Suddenly I felt like I was back in the Duat, wrapped in freezing fog. I stared at the box, but I still didn’t see anything. “How do shadows tie in to Apophis and spirits of the dead?”

I looked at Bast. She dug her fingernails into the table, using it like a scratching post, the way she does when she’s tense. We go through a lot of tables.

“Bast?” Sadie asked gently.

“Apophis and shadows,” Bast mused. “I’d never considered…” She shook her head. “These are really questions you should ask Thoth. He’s much more knowledgeable than I.”

A memory surfaced. My dad had given a lecture at a university somewhere…Munich, maybe? The students had asked him about the Egyptian concept of the soul, which had multiple parts, and my dad mentioned something about shadows.

Like one hand with five fingers, he’d said. One soul with five parts.

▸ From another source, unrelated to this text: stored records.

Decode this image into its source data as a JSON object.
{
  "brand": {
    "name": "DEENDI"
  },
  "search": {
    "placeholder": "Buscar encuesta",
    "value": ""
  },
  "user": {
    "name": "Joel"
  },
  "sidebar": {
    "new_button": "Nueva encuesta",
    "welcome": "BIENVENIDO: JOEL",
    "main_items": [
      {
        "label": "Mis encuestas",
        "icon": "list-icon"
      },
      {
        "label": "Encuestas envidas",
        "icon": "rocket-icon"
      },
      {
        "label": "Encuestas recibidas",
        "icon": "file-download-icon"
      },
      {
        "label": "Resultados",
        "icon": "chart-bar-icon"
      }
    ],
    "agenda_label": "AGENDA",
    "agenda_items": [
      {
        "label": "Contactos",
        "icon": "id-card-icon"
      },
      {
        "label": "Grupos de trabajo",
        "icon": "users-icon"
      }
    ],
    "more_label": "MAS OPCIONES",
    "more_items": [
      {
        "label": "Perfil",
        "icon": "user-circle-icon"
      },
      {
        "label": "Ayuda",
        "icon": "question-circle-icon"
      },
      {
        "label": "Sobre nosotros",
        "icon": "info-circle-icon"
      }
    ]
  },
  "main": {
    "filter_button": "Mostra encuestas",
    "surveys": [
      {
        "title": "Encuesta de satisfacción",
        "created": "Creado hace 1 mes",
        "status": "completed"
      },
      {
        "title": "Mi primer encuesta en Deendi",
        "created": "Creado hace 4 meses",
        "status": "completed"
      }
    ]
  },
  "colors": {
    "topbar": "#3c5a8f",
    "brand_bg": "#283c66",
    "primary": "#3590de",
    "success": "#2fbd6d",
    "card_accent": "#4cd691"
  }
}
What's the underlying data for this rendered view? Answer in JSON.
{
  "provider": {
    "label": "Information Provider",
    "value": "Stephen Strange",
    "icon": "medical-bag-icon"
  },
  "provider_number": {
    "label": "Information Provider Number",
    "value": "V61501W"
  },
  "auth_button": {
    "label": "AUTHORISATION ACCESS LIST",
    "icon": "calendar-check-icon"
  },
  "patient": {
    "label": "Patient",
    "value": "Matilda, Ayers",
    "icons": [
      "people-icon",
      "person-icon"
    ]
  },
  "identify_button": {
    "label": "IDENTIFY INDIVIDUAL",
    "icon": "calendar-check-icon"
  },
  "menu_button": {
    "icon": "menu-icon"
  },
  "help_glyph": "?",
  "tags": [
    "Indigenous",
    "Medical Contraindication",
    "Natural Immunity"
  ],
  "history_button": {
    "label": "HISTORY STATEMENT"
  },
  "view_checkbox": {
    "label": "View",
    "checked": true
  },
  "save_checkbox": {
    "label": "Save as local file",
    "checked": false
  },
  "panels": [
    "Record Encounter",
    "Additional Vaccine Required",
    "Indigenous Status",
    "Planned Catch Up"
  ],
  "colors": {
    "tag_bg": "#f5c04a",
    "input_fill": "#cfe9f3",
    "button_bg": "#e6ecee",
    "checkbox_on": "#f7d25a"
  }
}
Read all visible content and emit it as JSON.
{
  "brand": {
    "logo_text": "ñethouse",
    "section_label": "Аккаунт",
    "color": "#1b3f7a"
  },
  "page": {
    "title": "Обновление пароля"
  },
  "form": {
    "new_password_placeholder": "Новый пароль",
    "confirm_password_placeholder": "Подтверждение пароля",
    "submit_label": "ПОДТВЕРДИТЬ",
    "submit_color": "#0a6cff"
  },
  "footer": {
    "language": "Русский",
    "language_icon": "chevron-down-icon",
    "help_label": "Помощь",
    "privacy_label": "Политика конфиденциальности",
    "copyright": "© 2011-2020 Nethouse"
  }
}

I held up my own fingers, trying to remember. “Five parts of the soul…what are they?”

Bast stayed silent. She looked pretty uncomfortable.

“Carter?” Sadie asked. “What does that have to do—?”

“Just humor me,” I said. “The first part is the ba, right? Our personality.”

“Chicken form,” Sadie said.

Trust Sadie to nickname part of your soul after poultry, but I knew what she meant. The ba could leave the body when we dreamed, or it could come back to the earth as a ghost after we died. When it did, it appeared as a large glowing bird with a human head.

“Yeah,” I said. “Chicken form. Then there’s the ka, the life force that leaves the body when it dies. Then there’s the ib, the heart—”

“The record of good and bad deeds,” Sadie agreed. “That’s the bit they weigh on the scales of justice in the afterlife.”

“And fourth…” I hesitated.

“The ren,” Sadie supplied. “Your secret name.”

I was too embarrassed to look at her. Last spring she’d saved my life by speaking my secret name, which had basically given her access to my most private thoughts and darkest emotions. Since then she’d been pretty cool about it, but still…that’s not the kind of leverage you want to give your little sister.